Le capitaine Bertrand exerça ce commerce avec honneur et profit pendant cinq ans, c'est-à-dire depuis 1815 jusqu'en 1820, et il comptait bien l'exercer encore bon nombre d'années, lorsqu'un événement inattendu mit fin à son existence. Un jour qu'il remontait la rivière des Poissons, située sur la côte occidentale d'Afrique, avec un chef hottentot qui devait lui livrer, moyennant deux pipes de rhum, une partie de Grands-Namaquois pour laquelle il venait de traiter, et dont il avait d'avance le placement à la Martinique et à la Guadeloupe, il posa par hasard le pied sur la queue d'un boqueira qui se chauffait au soleil. Ces sortes de reptiles sont, comme on le sait, si sensibles de la queue, que la nature leur a posé à cet endroit une quantité indéfinie de sonnettes, afin que, averti par le bruit, le voyageur ne leur marche pas dessus. Le boqueira se redressa donc rapide comme un éclair, et mordit le capitaine Bertrand à la main. Le capitaine Bertrand, quoique fort dur à la douleur, poussa un cri. Le chef hottentot se retourna, vit de quoi il s'agissait, et dit gravement:

– Homme mordu, homme mort.

– Je le sais pardieu bien! répondit le capitaine, et c'est pour cela que je crie.

Puis, soit pour sa satisfaction personnelle, soit par philanthropie, et pour que le serpent qui l'avait mordu n'en mordit plus d'autre, il empoigna le boqueira à belles mains et lui tordit le cou. Mais cette exécution était à peine faite, que les forces manquèrent au brave capitaine, et qu'il tomba mort près du reptile.

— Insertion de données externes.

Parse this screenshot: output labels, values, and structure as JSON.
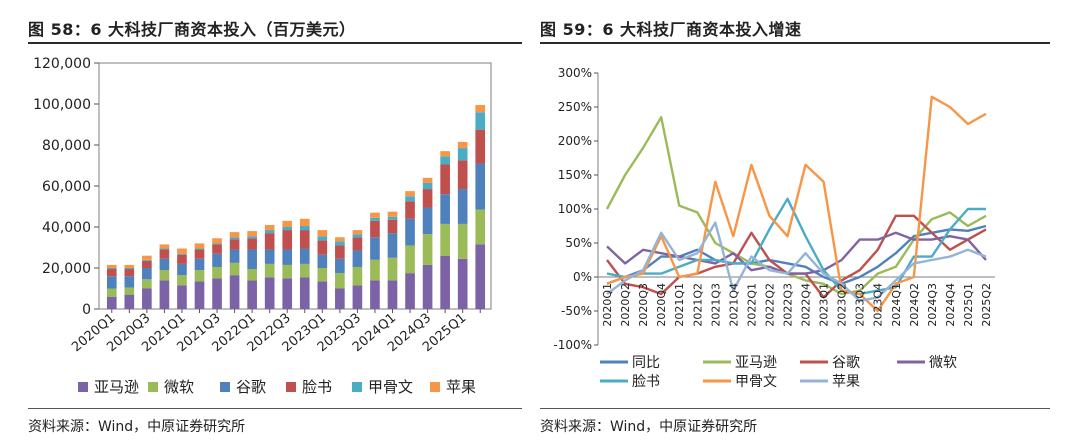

Tout cela s'était passé si rapidement, que, lorsque Jacques, qui était à vingt-cinq pas à peu près en arrière du capitaine, arriva près de lui, ce dernier était déjà vert comme un lézard. Il voulut parler; mais à peine put-il balbutier quelques mots sans suite, et il expira. Dix minutes après, son corps était bariolé de taches noires et jaunes, ni plus ni moins qu'un champignon vénéneux.

Il n'y avait pas à songer à rapporter le corps du capitaine à bord de la Calypso, tant, grâce à l'admirable subtilité du poison, la décomposition était rapide. Jacques et les douze matelots qui l'accompagnaient creusèrent une fosse, couchèrent le capitaine dedans, et le recouvrirent de toutes les pierres qu'on put trouver dans les environs, afin de le garantir, si la chose était possible, de la dent des hyènes et des chacals. Quant au serpent à sonnettes, un des matelots s'en chargea, s'étant rappelé que son oncle, qui était pharmacien à Brest, lui avait recommandé, s'il rencontrait jamais un de ces reptiles, de tâcher de le lui apporter, mort ou vivant, pour le mettre dans un bocal à la porte de sa boutique, entre une bouteille pleine d'eau rouge et une bouteille pleine d'eau bleue.

Il y a un adage commercial qui dit: «Les affaires avant tout». En vertu de cet adage, il fut décidé, entre le chef hottentot et Jacques, que cette catastrophe n'empêcherait pas le marché conclu de s'exécuter. Jacques alla donc chercher au kraal voisin les cinquante Grands-Namaquois vendus; après quoi, le chef hottentot vint prendre au brick les deux pipes de rhum promises. Cet échange fait, les deux négociants se séparèrent enchantés l'un de l'autre, se promettant de ne pas en rester là, à l'avenir, de leurs relations commerciales.